The concept of rebalancing is fundamental to Kafka's consumer group architecture. When a consumer group is created, the group coordinator assigns partitions to each consumer in the group. Each consumer is responsible for consuming data from its assigned partitions. However, as consumers join or leave the group or new partitions are added to a topic, the partition assignments become unbalanced. This is where rebalancing comes into play[1].
How relalance works
Kafka provides several partition assignment strategies to determine how partitions are assigned during a rebalance and is called an “assignor”. The default partition assignment strategy is round-robin, where Kafka assigns partitions to consumers one after another. However, Kafka also provides “range” and “cooperative sticky” assignment strategies, which may be more appropriate for specific use cases.
When a rebalance occurs:
- Kafka notifies each consumer in the group by sending a GroupCoordinator message.
- Each consumer then responds with a JoinGroup message, indicating its willingness to participate in the rebalance.
- Kafka then uses the selected partition assignment strategy to assign partitions to each consumer in the group.

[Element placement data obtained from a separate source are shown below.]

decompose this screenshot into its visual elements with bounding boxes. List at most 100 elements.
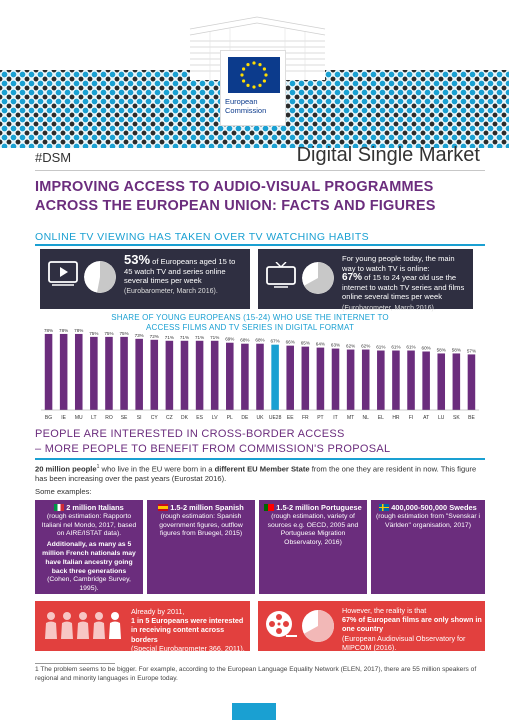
footnote-ref: 1 <box>96 464 100 470</box>
category-label: DE <box>241 415 249 421</box>
bar-value-label: 78% <box>74 328 83 333</box>
card2-pct: 67% <box>342 272 363 284</box>
main-heading: IMPROVING ACCESS TO AUDIO-VISUAL PROGRAM… <box>35 179 436 214</box>
pie-67-films-icon <box>302 610 334 642</box>
bar-value-label: 71% <box>210 335 219 340</box>
category-label: SK <box>453 415 460 421</box>
card2-lead: For young people today, the main way to … <box>342 254 455 273</box>
section2-divider <box>35 458 485 460</box>
category-label: EL <box>378 415 384 421</box>
bar-value-label: 61% <box>391 345 400 350</box>
sweden-flag-icon <box>379 504 390 511</box>
category-label: IE <box>61 415 66 421</box>
bar-dk <box>180 340 189 410</box>
category-label: MT <box>347 415 354 421</box>
bar-value-label: 58% <box>452 347 461 352</box>
bar-value-label: 57% <box>467 348 476 353</box>
bar-be <box>467 354 476 410</box>
card1-body: of Europeans aged 15 to 45 watch TV and … <box>124 257 236 286</box>
bar-value-label: 63% <box>331 343 340 348</box>
logo-text: European Commission <box>225 97 267 115</box>
category-label: PL <box>227 415 233 421</box>
intro-rest: from the one they are resident in now. T… <box>35 464 477 484</box>
bar-value-label: 68% <box>240 338 249 343</box>
bar-lv <box>210 340 219 410</box>
box3-body: (rough estimation, variety of sources e.… <box>267 512 359 547</box>
card2-body: of 15 to 24 year old use the internet to… <box>342 273 465 302</box>
stat-box-italians: 2 million Italians (rough estimation: Ra… <box>35 500 143 594</box>
person-head <box>95 612 103 620</box>
video-player-icon <box>48 261 78 286</box>
card1-text: 53% of Europeans aged 15 to 45 watch TV … <box>124 252 244 296</box>
red1-source: (Special Eurobarometer 366, 2011). <box>131 643 245 653</box>
box1-extra: Additionally, as many as 5 million Frenc… <box>42 541 136 575</box>
red2-bold: 67% of European films are only shown in … <box>342 615 482 634</box>
eu-flag-icon <box>228 57 280 93</box>
bar-lt <box>90 336 98 410</box>
red2-source: (European Audiovisual Observatory for MI… <box>342 633 466 652</box>
category-label: UE28 <box>269 415 282 421</box>
bar-chart: 78% BG 78% IE 78% MU 75% LT 75% RO 75% SE 73% SI 72% CY… <box>41 328 479 421</box>
bar-cy <box>150 339 159 410</box>
bar-cz <box>165 340 174 410</box>
person-head <box>63 612 71 620</box>
bar-ie <box>59 333 68 410</box>
category-label: LV <box>212 415 218 421</box>
bar-mu <box>74 333 83 410</box>
bar-value-label: 67% <box>271 339 280 344</box>
bar-ee <box>286 345 294 410</box>
intro-bold2: different EU Member State <box>214 464 310 474</box>
bar-hr <box>392 350 400 410</box>
bar-bg <box>44 333 53 410</box>
bar-value-label: 73% <box>135 333 144 338</box>
category-label: LT <box>91 415 96 421</box>
card2-source: (Eurobarometer, March 2016). <box>342 304 436 312</box>
bar-ue28 <box>271 344 279 410</box>
red2-text: However, the reality is that 67% of Euro… <box>342 606 482 652</box>
stat-box-films: However, the reality is that 67% of Euro… <box>258 601 485 652</box>
bar-value-label: 62% <box>346 344 355 349</box>
spain-flag-icon <box>158 504 169 511</box>
category-label: AT <box>423 415 429 421</box>
red2-line1: However, the reality is that <box>342 606 427 615</box>
bar-value-label: 71% <box>165 335 174 340</box>
box4-header: 400,000-500,000 Swedes <box>391 503 477 512</box>
category-label: FR <box>302 415 309 421</box>
film-reel-icon <box>266 611 297 637</box>
section2-title: PEOPLE ARE INTERESTED IN CROSS-BORDER AC… <box>35 427 485 457</box>
box1-extra-source: (Cohen, Cambridge Survey, 1995). <box>47 576 131 593</box>
portugal-flag-icon <box>264 504 275 511</box>
bar-fr <box>301 346 310 410</box>
category-label: CZ <box>166 415 173 421</box>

During a rebalance, Kafka may need to pause data consumption temporarily. This is necessary to ensure all consumers have an up-to-date view of the partition assignments before re-consuming data.
When rebalance happens
- Consumer joins or leaves
- Temporary consumer failure
- Consumer idle for too long
- Topic partitions added
Side effects of Kafka rebalancing
- Increased latency
- Reduced throughput
- Increased resource usage
- Potential data duplication and loss
- Increased complexity
Kafka rebalancing may result in significant data duplication (40% or more in some cases) adding to throughput and cost issues. In rare cases, Kafka rebalancing leads to data loss if improperly handled. For example, a consumer leaves a consumer group while it still has unprocessed messages. Those messages may be lost once the rebalancing process begins. To prevent data loss, it is essential to ensure messages are properly committed to Kafka and that all consumers regularly participate in rebalancing.